Lately I've had the feeling that I'm the last person everywhere.
The last friend to figure things out. The last designer to find their place. The last entrepreneur to build something worth talking about.
It isn't really jealousy. At least I don't think it is.
It's something stranger than that.
A friend messages to say they've settled into a new city. Someone else gets promoted. Another person joins a company you've admired for years. You open LinkedIn and it feels like everyone your age has reached some destination while you're still looking at the map.
The strange thing is that none of these people are doing anything wrong. They're not showing off. They're simply living their lives. Yet every success story feels like evidence that you're late.
I think part of the problem is that we're exposed to too many timelines.
A hundred years ago you compared yourself to a handful of people in your town. Today you're comparing yourself to the most successful designer in Bengaluru, the fastest-growing founder in San Francisco, the engineer who got hired at their dream company, and the creator whose work suddenly went viral.
The result is an illusion that everyone is ahead.
But whenever I look closely at the people I admire, I notice something interesting.
Most of their stories took much longer than I imagined.
There were years nobody saw. Years of wandering. Years of failed ideas. Years of doing work that didn't immediately lead anywhere.

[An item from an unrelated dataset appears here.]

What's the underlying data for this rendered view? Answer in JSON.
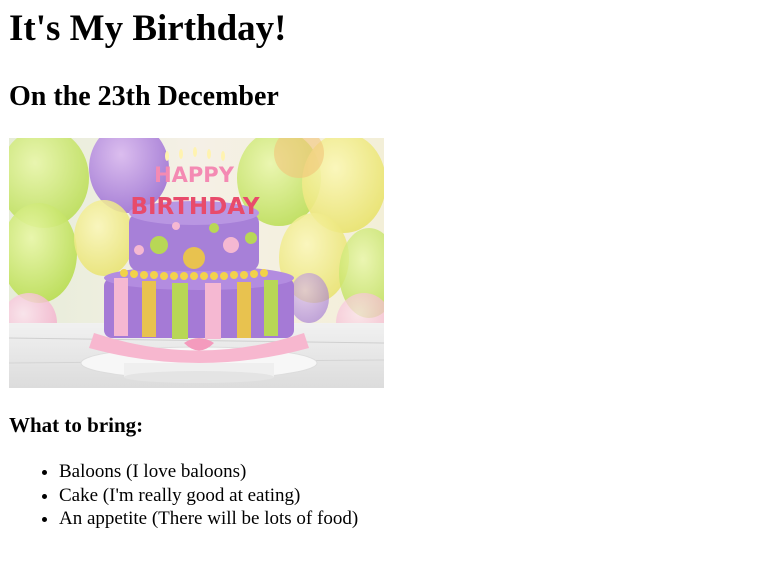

We tend to compare our behind-the-scenes footage with someone else's highlight reel and then wonder why the comparison feels unfair.
Maybe being late isn't actually the problem.

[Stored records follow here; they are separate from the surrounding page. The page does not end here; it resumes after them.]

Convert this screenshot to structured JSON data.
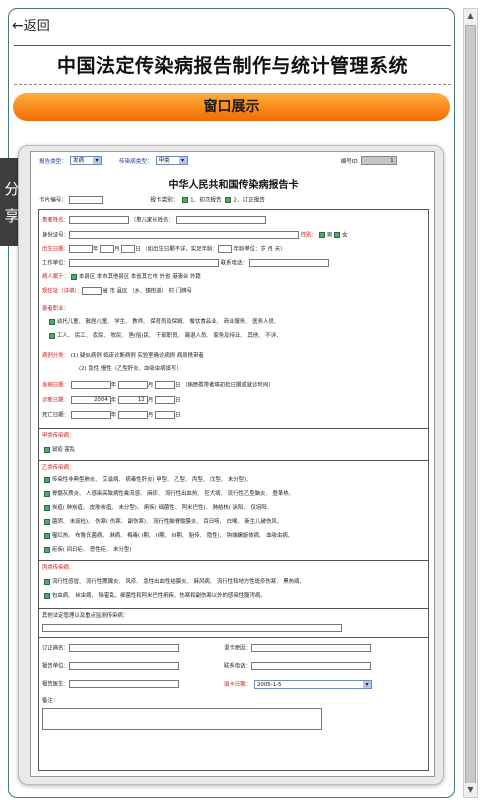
{
  "nav": {
    "back_label": "返回"
  },
  "header": {
    "title": "中国法定传染病报告制作与统计管理系统"
  },
  "banner": {
    "label": "窗口展示"
  },
  "share": {
    "label_1": "分",
    "label_2": "享"
  },
  "card": {
    "report_type_label": "报告类型：",
    "report_type_value": "发病",
    "disease_type_label": "传染病类型：",
    "disease_type_value": "甲类",
    "number_label": "编号ID",
    "number_value": "1",
    "title": "中华人民共和国传染病报告卡",
    "card_no_label": "卡片编号：",
    "report_category_label": "报卡类别：",
    "report_category_1": "1、初次报告",
    "report_category_2": "2、订正报告",
    "patient_name_label": "患者姓名：",
    "guardian_name_label": "（患儿家长姓名：",
    "id_label": "身份证号：",
    "gender_label": "性别：",
    "gender_male": "男",
    "gender_female": "女",
    "dob_label": "出生日期：",
    "year": "年",
    "month": "月",
    "day": "日",
    "dob_note": "（如出生日期不详，实足年龄：",
    "age_unit_label": "年龄单位：",
    "age_units": "岁  月  天）",
    "work_unit_label": "工作单位：",
    "phone_label": "联系电话：",
    "belong_label": "病人属于：",
    "belong_options": "本县区  本市其他县区  本省其它市  外省  港澳台  外籍",
    "address_label": "现住址（详填）：",
    "address_parts": "省       市       县区       （乡、镇街道）       村       门牌号",
    "occupation_label": "患者职业：",
    "occupation_line1": "幼托儿童、 散居儿童、 学生、 教师、 保育员及保姆、 餐饮食品业、 商业服务、 医务人员、",
    "occupation_line2": "工人、 民工、 农民、 牧民、 渔(船)民、 干部职员、 离退人员、 家务及待业、 其他、 不详、",
    "case_class_label": "病例分类：",
    "case_class_line1": "(1) 疑似病例  临床诊断病例  实验室确诊病例  病原携带者",
    "case_class_line2": "(2) 急性  慢性（乙型肝炎、血吸虫病填写）",
    "onset_label": "发病日期：",
    "onset_note": "（病原携带者填初检日期或就诊时间）",
    "diagnosis_label": "诊断日期：",
    "diagnosis_year": "2004",
    "diagnosis_month": "12",
    "death_label": "死亡日期：",
    "class_a_label": "甲类传染病：",
    "class_a_items": "鼠疫  霍乱",
    "class_b_label": "乙类传染病：",
    "class_b_line1": "传染性非典型肺炎、 艾滋病、 病毒性肝炎( 甲型、 乙型、 丙型、 戊型、 未分型)、",
    "class_b_line2": "脊髓灰质炎、 人感染高致病性禽流感、 麻疹、 流行性出血热、 狂犬病、 流行性乙型脑炎、 登革热、",
    "class_b_line3": "炭疽( 肺炭疽、 皮肤炭疽、 未分型)、 痢疾( 细菌性、 阿米巴性)、 肺结核( 涂阳、 仅培阳、",
    "class_b_line4": "菌阴、 未痰检)、 伤寒( 伤寒、 副伤寒)、 流行性脑脊髓膜炎、 百日咳、 白喉、 新生儿破伤风、",
    "class_b_line5": "猩红热、 布鲁氏菌病、 淋病、 梅毒( I期、 II期、 III期、 胎传、 隐性)、 钩端螺旋体病、 血吸虫病、",
    "class_b_line6": "疟疾( 间日疟、 恶性疟、 未分型)",
    "class_c_label": "丙类传染病：",
    "class_c_line1": "流行性感冒、 流行性腮腺炎、 风疹、 急性出血性结膜炎、 麻风病、 流行性和地方性斑疹伤寒、 黑热病、",
    "class_c_line2": "包虫病、 丝虫病、 除霍乱、细菌性和阿米巴性痢疾、伤寒和副伤寒以外的感染性腹泻病。",
    "other_label": "其他法定管理以及重点监测传染病：",
    "revised_name_label": "订正病名：",
    "reject_reason_label": "退卡原因：",
    "report_unit_label": "报告单位：",
    "contact_phone_label": "联系电话：",
    "doctor_label": "报告医生：",
    "fill_date_label": "填卡日期：",
    "fill_date_value": "2005-1-5",
    "remark_label": "备注："
  },
  "colors": {
    "accent_teal": "#3f7c72",
    "banner_orange": "#f7861a",
    "label_red": "#c21a1a",
    "label_blue": "#1b3d9c"
  }
}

Maybe the problem is believing there is a schedule.
Life isn't one race with a shared finish line. A designer, a founder, an artist and a scientist are not even playing the same game, let alone competing against each other.
The moment you stop measuring your progress against someone else's timeline, you start noticing things comparison tends to hide.
The skills you've built.
The mistakes you've survived.
The small victories that never make it onto social media.
The person you've quietly become.
What I'm going to do about it
I've spent enough time wondering whether I'm behind.
For the next year, I want to focus less on where other people are and more on building the things that matter to me.
The first is building a portfolio that is impossible to ignore. Not because it will get me a job, but because it will become a clear expression of the kind of designer I want to be. I want it to reflect my interests honestly: complex systems, motorcycles, physical products, technology, and the space where engineering and design meet.
The second is continuing to publish my thoughts. The internet is full of finished work but far less documentation of how people think. Writing has become a way of understanding what I believe, and a year from now I want a record of the ideas that shaped me, even if some of them turn out to be wrong.
The third is shipping real things into the world. Not concepts. Not plans. Real things. Prototypes, products, experiments, however small they might be. A product that exists teaches more than a hundred ideas that never leave a sketchbook.
Maybe none of this will make me feel ahead.
Maybe that's not the point.
A year from now, I don't want to be known as the person who spent all their time comparing timelines. I want to be the person who kept building, even when the path wasn't obvious.
Because eventually, the only timeline that matters is the one you're creating yourself.